“He knows that every man
who has some music in his soul can write poetry ten or twelve times in the
natural course of his life, if the stars are propitious, but he does not
propose to abuse that modest privilege.”
That sounds about right –
ten or twelve times. Writing poems for most of us is a young man’s indulgence.
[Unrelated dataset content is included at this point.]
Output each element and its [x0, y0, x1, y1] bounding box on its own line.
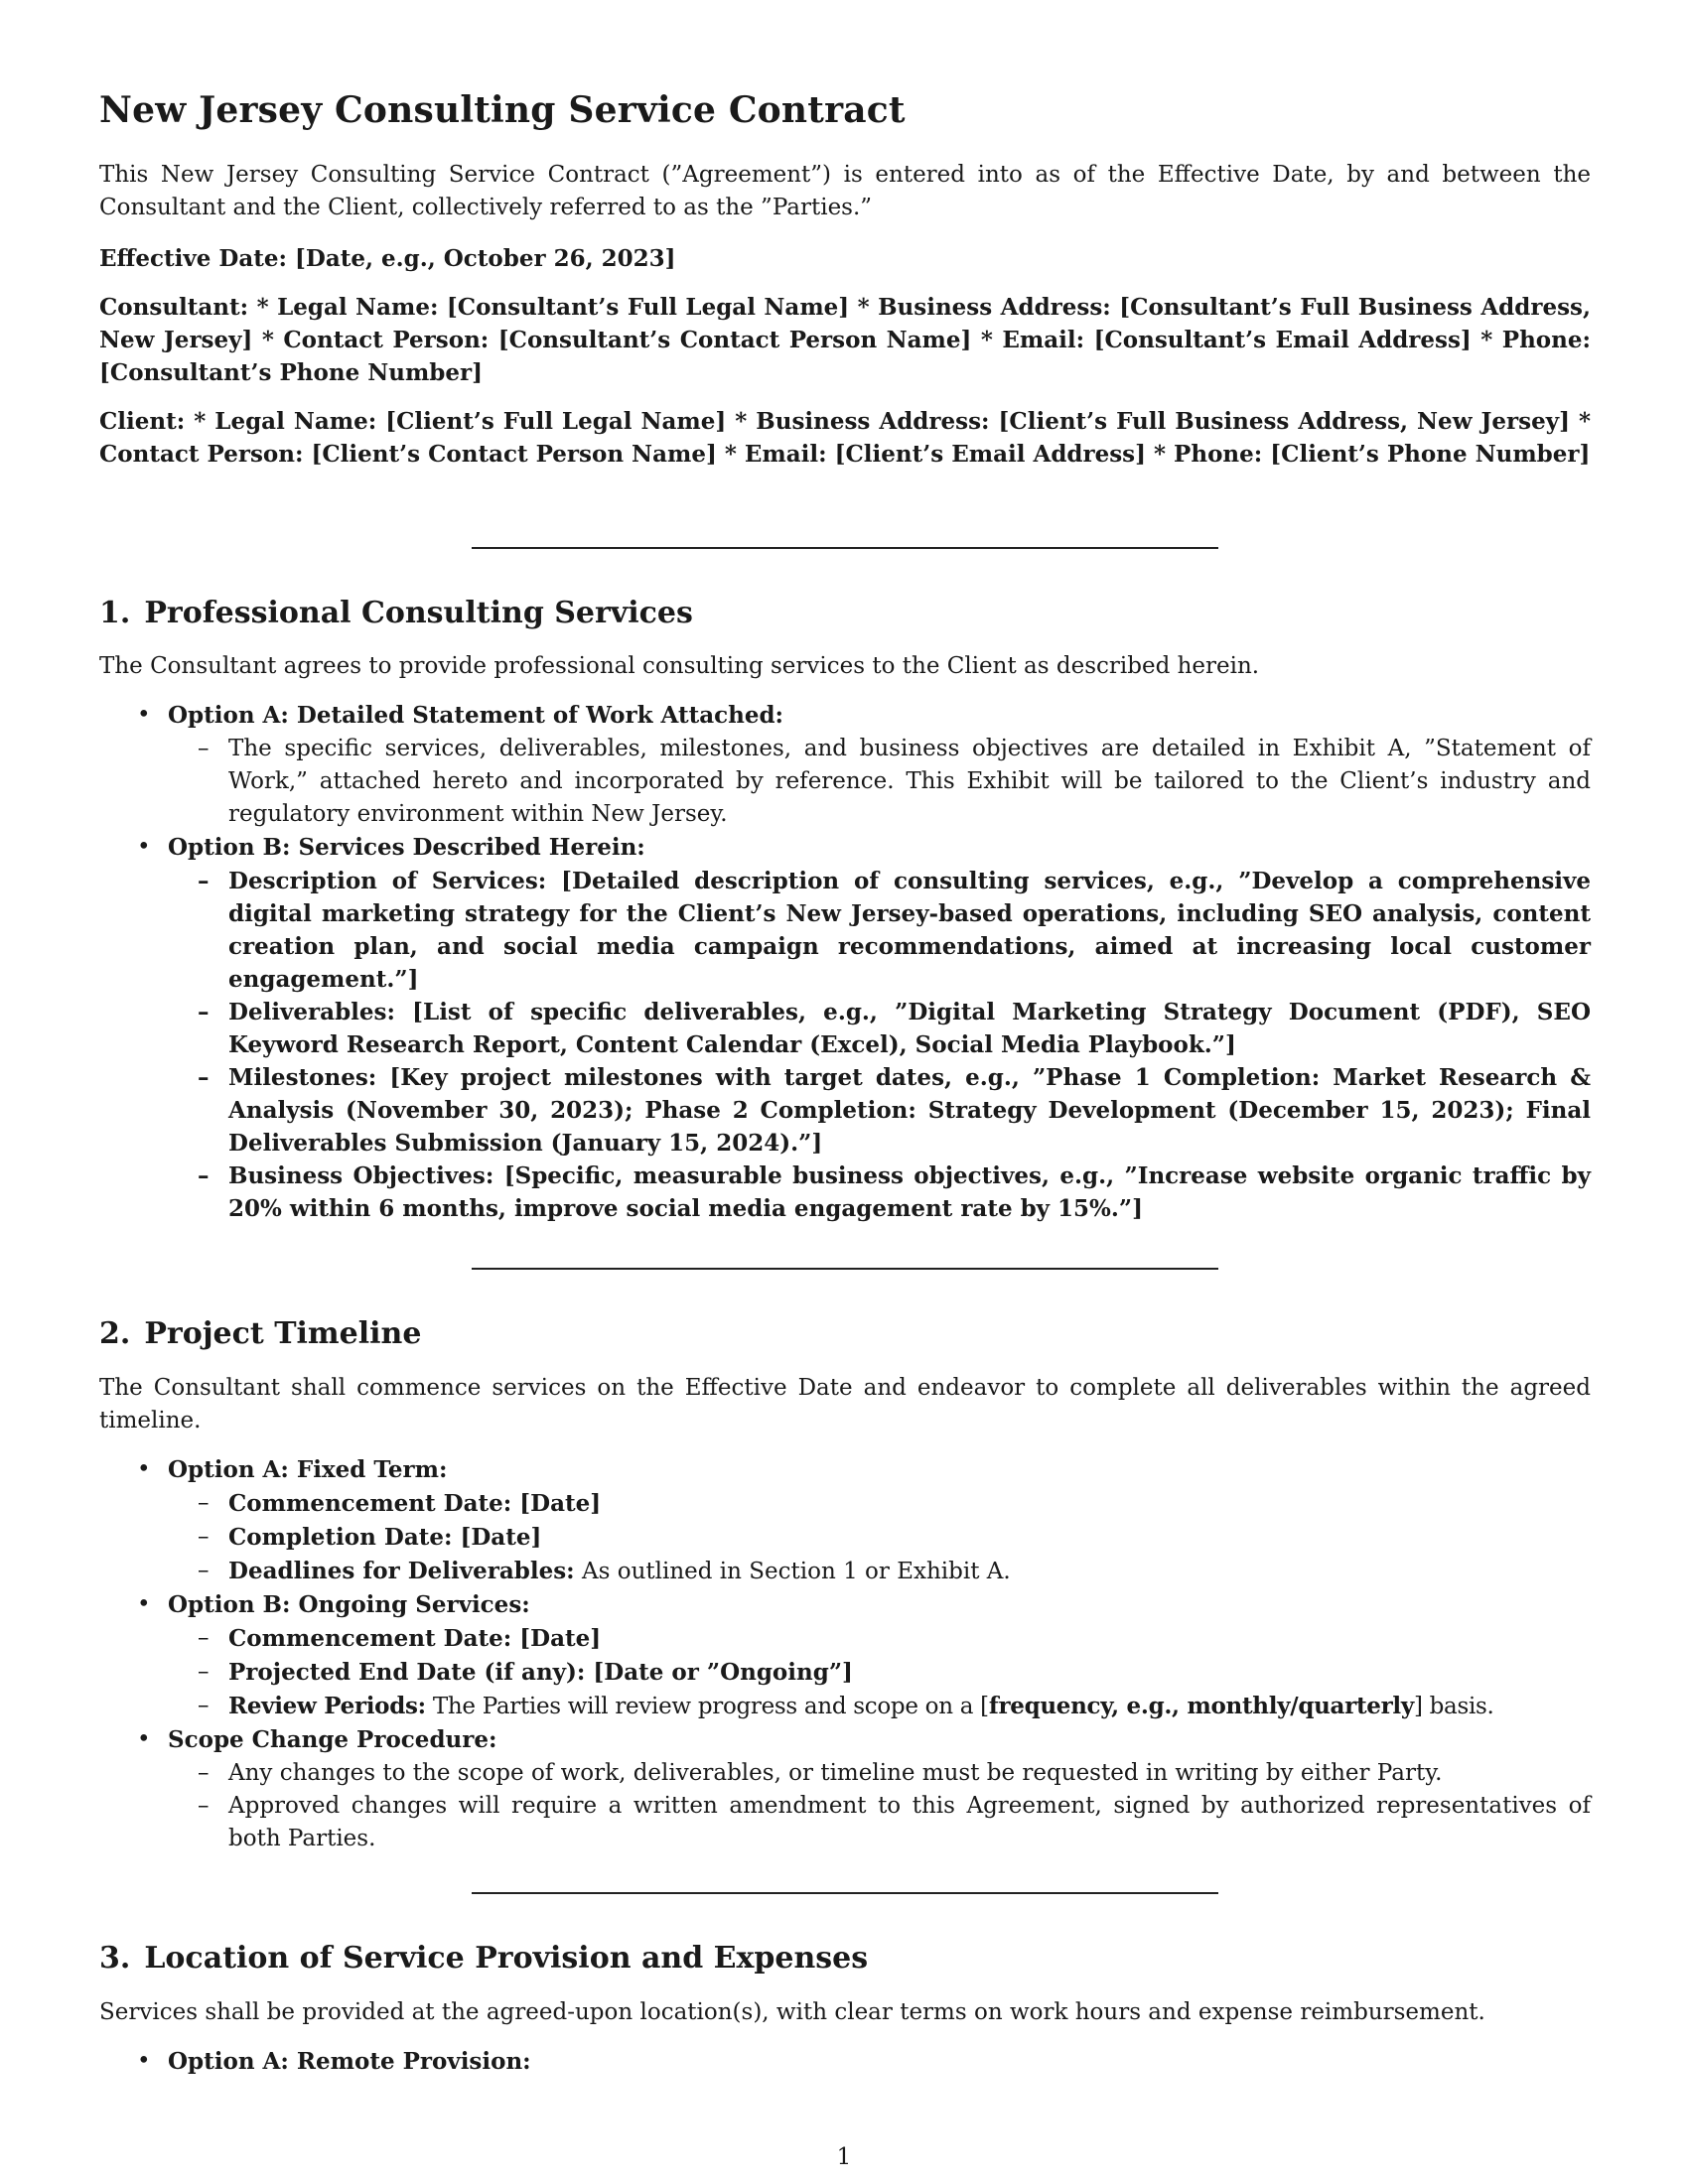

They arrive with puberty, like pimples. Then we slowly come to our senses and,
chastened by embarrassment, give it up and get a real job. Some sad souls never
learn.
Borges is writing in his 1951 essay “The Enigma of Edward Fitzgerald,” about the English poet best known
not for his own work but for The Rubáiyát of Omar Khayyám, which he
translated from the Persian in 1859. I remember carrying a pamphlet of the poem
with me in junior high school as a sort of romance and/or poetry talisman. Omar
Khayyam (1048-1131) was a Persian astronomer and mathematician, as well as a
poet, and was made immortal in English by Fitzgerald. Borges writes:
“Seven centuries go by
with their enlightenments and agonies and transformations, and in England a man
is born, FitzGerald, less intellectual than Omar, but perhaps more sensitive
and sadder. FitzGerald knows that his true fate is literature, and he practices
it with indolence and tenacity. He reads and rereads the Quixote, which
seems to him almost the best of all books (but he does not wish to be unjust to
Shakespeare and ‘dear old Virgil’), and his love extends to the dictionary in
which he looks for words.”
In his first edition,
Fitzgerald translated Quatrain XI like this:
“Herewith a Loaf of Bread
beneath the Bough,
A Flask of Wine, a Book of
Verse—and Thou
Beside me singing in the
Wilderness—
And Wilderness is Paradise
enow.”
Here is the revised stanza
from 1859, the better-known version I memorized as a kid:
“A Book of Verses
underneath the Bough,
A Jug of Wine, a Loaf of
Bread—and Thou
Beside me singing in the
Wilderness—
Oh, Wilderness were
Paradise enow!”
I didn’t know that enow
means “enough.” These lines seemed like the height of guilt-free hedonism –
another yearning we give up with puberty. Like so many writers in
the English tradition, Fitzgerald is an eccentric, a sport of nature whose
existence could never have been predicted. He is a memorably witty letter
writer. Borges again:
“Around 1854 he is lent a manuscript collection of Omar’s compositions, arranged according to the alphabetical order of the rhymes; FitzGerald turns a few into Latin and glimpses the possibility of weaving them into a continuous and organic book that would begin with images of morning, the rose, and the nightingale, and end with those of night and the tomb. To this improbable and even unbelievable proposition, FitzGerald devotes his life, that of an indolent, solitary, maniacal man.”
Here is Borges distilling
the case of Edward Fitzgerald:
“All collaboration is
mysterious. That of the Englishman and the Persian was even more so, for the
two were quite different, and perhaps in life might not have been friends; death
and vicissitudes and time led one to know the other and make them into a single
poet.”
Fitzgerald was born on
this date, March 31, in 1809, and died in 1883 at age seventy-four.
[Cited above is Eliot Weinberger’s translation of the Borges essay in Selected Non-Fictions, 1999.]